Objective: The aim of the study was to predict reductions in progression to AIDS/death associated with the treatment benefit of antiretrovirals on CD4 counts and HIV RNA in the era of highly active antiretroviral therapy (HAART). Design: The study design was a pooled analysis of two trials (POWER 1 and POWER 2) of optimized background treatment plus either TMC114/ritonavir (TMC114/r) or control protease inhibitor (CPI). Methods: Across the two randomized trials (mean baseline CD4 count 114 cells/μL and HIV RNA 4.6 log10 HIV-1 RNA copies/mL), CD4 counts rose by a mean of 98 cells/μL for TMC114/r 600/100 mg twice a day (bid) vs. 17 cells/μL for CPI at week 24; HIV RNA fell by a median of 1.90 and 0.49 log10 copies/mL in the two groups, respectively. For the CD4 categorization method, cohort data on rates of progression to AIDS/death during HAART within preset CD4 ranges were used to predict rates of progression during TMC114/r and CPI treatment.

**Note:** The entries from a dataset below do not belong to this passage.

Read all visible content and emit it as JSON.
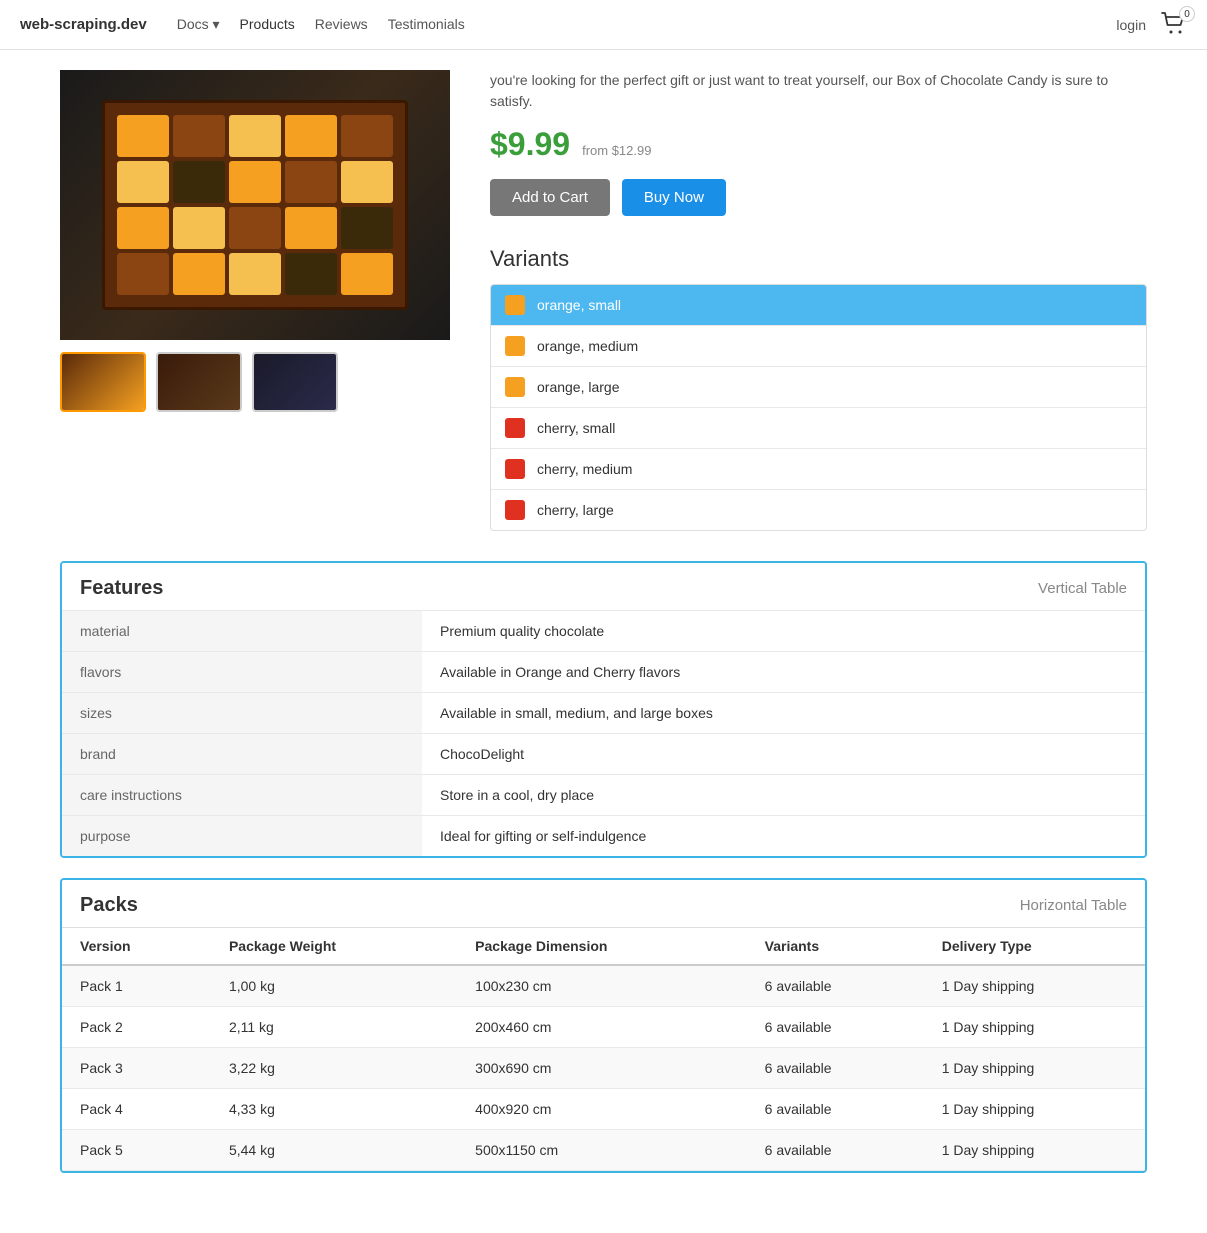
{
  "nav": {
    "brand": "web-scraping.dev",
    "links": [
      {
        "label": "Docs",
        "href": "#",
        "hasDropdown": true,
        "active": false
      },
      {
        "label": "Products",
        "href": "#",
        "active": true
      },
      {
        "label": "Reviews",
        "href": "#",
        "active": false
      },
      {
        "label": "Testimonials",
        "href": "#",
        "active": false
      }
    ],
    "login": "login",
    "cartCount": "0"
  },
  "product": {
    "description": "you're looking for the perfect gift or just want to treat yourself, our Box of Chocolate Candy is sure to satisfy.",
    "price": "$9.99",
    "priceFrom": "from $12.99",
    "addToCart": "Add to Cart",
    "buyNow": "Buy Now"
  },
  "variants": {
    "title": "Variants",
    "items": [
      {
        "label": "orange, small",
        "color": "#f5a020",
        "selected": true
      },
      {
        "label": "orange, medium",
        "color": "#f5a020",
        "selected": false
      },
      {
        "label": "orange, large",
        "color": "#f5a020",
        "selected": false
      },
      {
        "label": "cherry, small",
        "color": "#e03020",
        "selected": false
      },
      {
        "label": "cherry, medium",
        "color": "#e03020",
        "selected": false
      },
      {
        "label": "cherry, large",
        "color": "#e03020",
        "selected": false
      }
    ]
  },
  "features": {
    "title": "Features",
    "tableType": "Vertical Table",
    "rows": [
      {
        "key": "material",
        "value": "Premium quality chocolate"
      },
      {
        "key": "flavors",
        "value": "Available in Orange and Cherry flavors"
      },
      {
        "key": "sizes",
        "value": "Available in small, medium, and large boxes"
      },
      {
        "key": "brand",
        "value": "ChocoDelight"
      },
      {
        "key": "care instructions",
        "value": "Store in a cool, dry place"
      },
      {
        "key": "purpose",
        "value": "Ideal for gifting or self-indulgence"
      }
    ]
  },
  "packs": {
    "title": "Packs",
    "tableType": "Horizontal Table",
    "columns": [
      "Version",
      "Package Weight",
      "Package Dimension",
      "Variants",
      "Delivery Type"
    ],
    "rows": [
      {
        "version": "Pack 1",
        "weight": "1,00 kg",
        "dimension": "100x230 cm",
        "variants": "6 available",
        "delivery": "1 Day shipping"
      },
      {
        "version": "Pack 2",
        "weight": "2,11 kg",
        "dimension": "200x460 cm",
        "variants": "6 available",
        "delivery": "1 Day shipping"
      },
      {
        "version": "Pack 3",
        "weight": "3,22 kg",
        "dimension": "300x690 cm",
        "variants": "6 available",
        "delivery": "1 Day shipping"
      },
      {
        "version": "Pack 4",
        "weight": "4,33 kg",
        "dimension": "400x920 cm",
        "variants": "6 available",
        "delivery": "1 Day shipping"
      },
      {
        "version": "Pack 5",
        "weight": "5,44 kg",
        "dimension": "500x1150 cm",
        "variants": "6 available",
        "delivery": "1 Day shipping"
      }
    ]
  },
  "chocolatePieces": [
    "#f5a020",
    "#8B4513",
    "#f5c050",
    "#f5a020",
    "#8B4513",
    "#f5c050",
    "#3a2a0a",
    "#f5a020",
    "#8B4513",
    "#f5c050",
    "#f5a020",
    "#f5c050",
    "#8B4513",
    "#f5a020",
    "#3a2a0a",
    "#8B4513",
    "#f5a020",
    "#f5c050",
    "#3a2a0a",
    "#f5a020"
  ]
}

For the regression method, data from clinical endpoint trials were used to correlate historical treatment effects on HIV RNA and CD4 with clinical benefits. Results: The CD4 categorization method predicted a 48% reduction in clinical progression to AIDS/death for TMC114/r vs. CPI. The regression method predicted a 55% reduction [95% confidence interval (CI) 45-66%] in the hazard of progression to AIDS/death based on CD4 counts, with a 47% reduction (95% CI 38-53%) predicted from effects on HIV RNA. Conclusions: Independent methods generated similar predictions of a 47-55% reduction in progression to AIDS/death for TMC114/r vs. CPI treatment, based on the changes in CD4 counts and HIV RNA from the POWER 1 and POWER 2 trials. These methods could be used to estimate clinical benefits of other antiretrovirals. © 2007 British HIV Association.